4. Long-term Consequences

The consequences of online bullying extend beyond the immediate academic setting, influencing the long-term trajectories. Research has indicated that if individuals in high school have been cyberbullies or cyber-victims, they tend to fall into the same categories when they start to attend higher education or become employed. Apart from cyberbullying continuing after the school years, individuals who had past cyberbullying experiences also reported bigger number of anxieties and lower level of self-esteem and trust and, consequentially, bigger protectiveness over the information they share online, longer periods of time before they establish a new friendship or romantic relationship, and general commitment issues. Other studies also report bigger likelihood of medication use, as well as suicidal thoughts and commitment of suicide.

A Call to Action

The risks of online bullying in digital education are multifaceted and demand urgent attention. As digital learning environments become increasingly integral to education, the responsibility to create safe and nurturing spaces falls squarely on the shoulders of educators, administrators, and policymakers. The research outlined in this commentary underscores the gravity of the issue and the imperative to address online bullying comprehensively.

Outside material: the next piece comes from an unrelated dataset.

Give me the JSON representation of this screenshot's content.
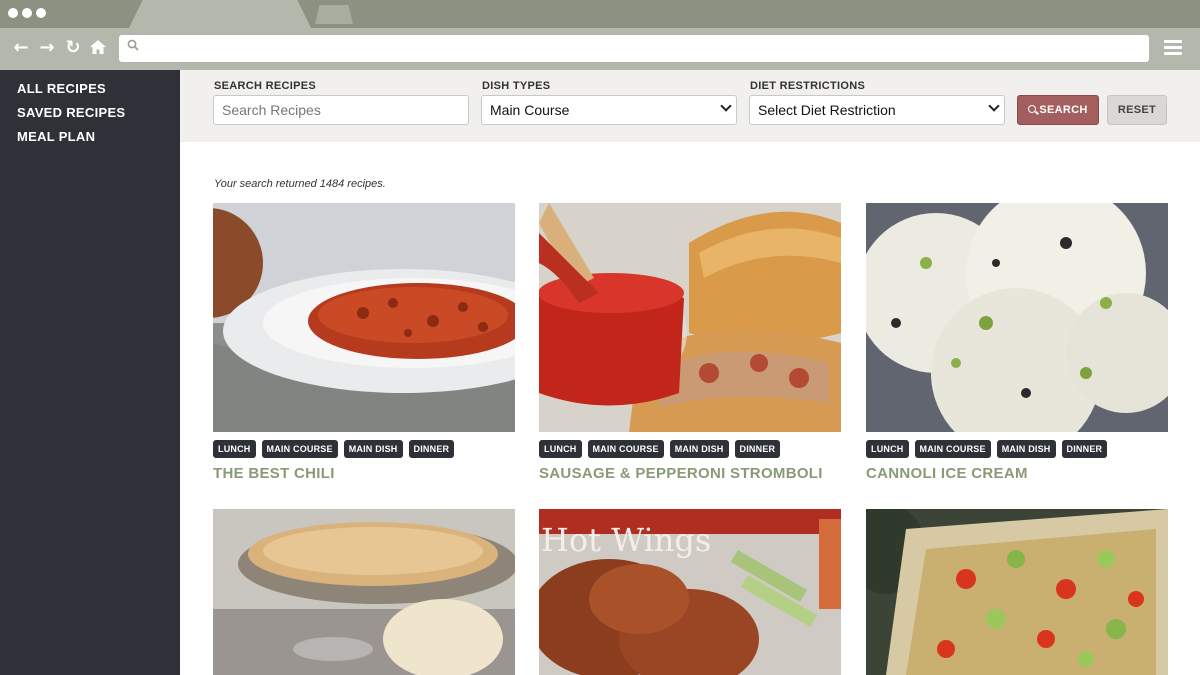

[1] Carol M. Walker, Beth Rajan Sockman and Steven Koehn, 2011. An exploratory study of cyberbullying with undergraduate university students.

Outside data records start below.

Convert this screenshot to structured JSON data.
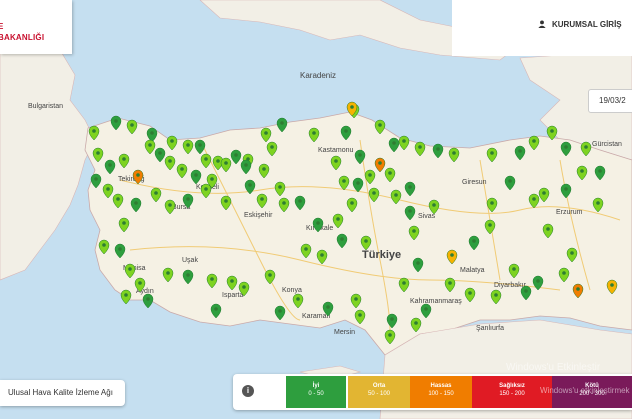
{
  "header": {
    "logo_line1": "E",
    "logo_line2": "BAKANLIĞI",
    "login_label": "KURUMSAL GİRİŞ",
    "date": "19/03/2"
  },
  "map": {
    "labels": {
      "karadeniz": "Karadeniz",
      "bulgaristan": "Bulgaristan",
      "gurcistan": "Gürcistan",
      "turkiye": "Türkiye",
      "kastamonu": "Kastamonu",
      "tekirdag": "Tekirdağ",
      "bursa": "Bursa",
      "kocaeli": "Kocaeli",
      "eskisehir": "Eskişehir",
      "kirikkale": "Kırıkkale",
      "manisa": "Manisa",
      "usak": "Uşak",
      "aydin": "Aydın",
      "isparta": "Isparta",
      "konya": "Konya",
      "karaman": "Karaman",
      "mersin": "Mersin",
      "kahramanmaras": "Kahramanmaraş",
      "sanliurfa": "Şanlıurfa",
      "diyarbakir": "Diyarbakır",
      "malatya": "Malatya",
      "sivas": "Sivas",
      "giresun": "Giresun",
      "erzurum": "Erzurum"
    },
    "marker_colors": {
      "iyi": "#2e9e3e",
      "iyi_light": "#7ed321",
      "orta": "#f5b301",
      "hassas": "#f07d00"
    }
  },
  "network_label": "Ulusal Hava Kalite İzleme Ağı",
  "legend": {
    "info_icon": "i",
    "items": [
      {
        "name": "İyi",
        "range": "0 - 50",
        "color": "#2e9e3e"
      },
      {
        "name": "Orta",
        "range": "50 - 100",
        "color": "#e2b532"
      },
      {
        "name": "Hassas",
        "range": "100 - 150",
        "color": "#f07d00"
      },
      {
        "name": "Sağlıksız",
        "range": "150 - 200",
        "color": "#e01b24"
      },
      {
        "name": "Kötü",
        "range": "200 - 300",
        "color": "#7a1a5a"
      }
    ]
  },
  "watermark": {
    "line1": "Windows'u Etkinleştir",
    "line2": "Windows'u etkinleştirmek"
  }
}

[2] Hinduja, S., & Patchin, J. W. (2015). Bullying beyond the schoolyard: Preventing and responding to cyberbullying (2nd ed.). Thousand Oaks, CA: Sage.

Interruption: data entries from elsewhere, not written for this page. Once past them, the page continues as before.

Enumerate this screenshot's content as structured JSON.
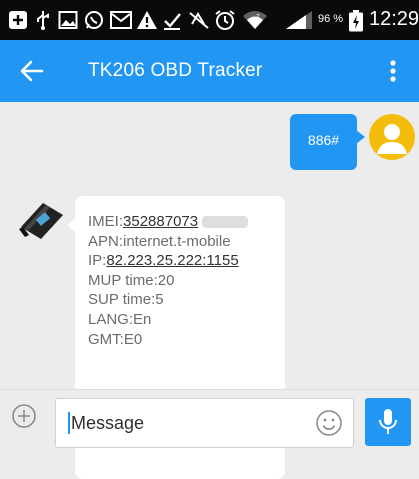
{
  "status_bar": {
    "icons": [
      "plus-square-icon",
      "usb-icon",
      "image-icon",
      "whatsapp-icon",
      "gmail-icon",
      "warning-icon",
      "download-icon",
      "mute-icon",
      "alarm-icon",
      "wifi-icon",
      "signal-icon"
    ],
    "battery_pct": "96 %",
    "time": "12:29"
  },
  "app_bar": {
    "title": "TK206 OBD Tracker",
    "color": "#2196f3"
  },
  "messages": {
    "outgoing": {
      "text": "886#"
    },
    "incoming": {
      "imei_label": "IMEI:",
      "imei_value": "352887073",
      "apn": "APN:internet.t-mobile",
      "ip_label": "IP:",
      "ip_value": "82.223.25.222:1155",
      "mup": "MUP time:20",
      "sup": "SUP time:5",
      "lang": "LANG:En",
      "gmt": "GMT:E0"
    }
  },
  "composer": {
    "placeholder": "Message"
  },
  "colors": {
    "accent": "#2196f3",
    "avatar": "#f5bd0b",
    "background": "#ececec"
  }
}
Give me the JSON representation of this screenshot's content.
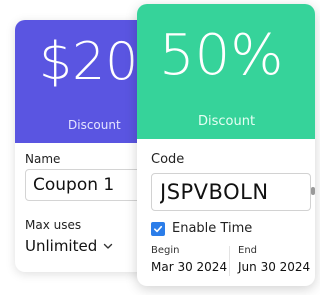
{
  "back_card": {
    "amount": "$20",
    "hero_label": "Discount",
    "hero_color": "#5a55e1",
    "name_label": "Name",
    "name_value": "Coupon 1",
    "max_uses_label": "Max uses",
    "max_uses_value": "Unlimited",
    "max_uses_icon": "chevron-down-icon"
  },
  "front_card": {
    "percent": "50%",
    "hero_label": "Discount",
    "hero_color": "#36d39a",
    "code_label": "Code",
    "code_value": "JSPVBOLN",
    "enable_time_label": "Enable Time",
    "enable_time_checked": true,
    "checkbox_color": "#2b7de9",
    "begin_label": "Begin",
    "begin_value": "Mar 30 2024",
    "end_label": "End",
    "end_value": "Jun 30 2024"
  }
}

[3] Hutson, E., Kelly, S. and Militello, L.K., 2018. Systematic review of cyberbullying interventions for youth and parents with implications for evidence‐based practice. Worldviews on evidence‐based nursing, 15(1), pp.72-79.

[4] Arseneault, L., 2017. The long‐term impact of bullying
victimization on mental health. World psychiatry, 16(1), p.27.; Wang, J., Nansel, T.R. and Iannotti, R.J., 2011. Cyber and traditional bullying: Differential association with depression. Journal of adolescent health, 48(4), pp.415-417.

[5] Hutson, E., Kelly, S. and Militello, L.K., 2018. Systematic review of cyberbullying interventions for youth and parents with implications for evidence‐based practice. Worldviews on evidence‐based nursing, 15(1), pp.72-79.

[6] Pabian, S. and Vandebosch, H., 2016. An investigation of short-term longitudinal associations between social anxiety and victimization and perpetration of traditional bullying and cyberbullying. Journal of youth and adolescence, 45, pp.328-339.

[7] Alotaibi, N.B. (2019). ‘Cyber bullying and the expected consequences on the students’ academic achievement’, IEEE access, 7, pp.153417-153431.

[8] Aparisi, D., Delgado, B., Bo, R.M. and Martínez-Monteagudo, M.C. (2021). ‘Relationship between cyberbullying, motivation and learning strategies, academic performance, and the ability to adapt to university’, International journal of environmental research and public health, 18(20), p.10646.

[9] Hutson, E., Kelly, S. and Militello, L.K. (2018). ‘Systematic review of cyberbullying interventions for youth and parents with implications for evidence‐based practice’, Worldviews on evidence‐based nursing, 15(1), pp. 72-79.

[10] Pabian, S. and Vandebosch, H. (2016). ‘An investigation of short-term longitudinal associations between social anxiety and victimization and perpetration of traditional bullying and cyberbullying’, Journal of youth and adolescence, 45, pp. 328-339.

[11] Hutson, E., Kelly, S. and Militello, L.K., (2018). ‘Systematic review of cyberbullying interventions for youth and parents with implications for evidence‐based practice’, Worldviews on evidence‐based nursing, 15(1), pp.72-79.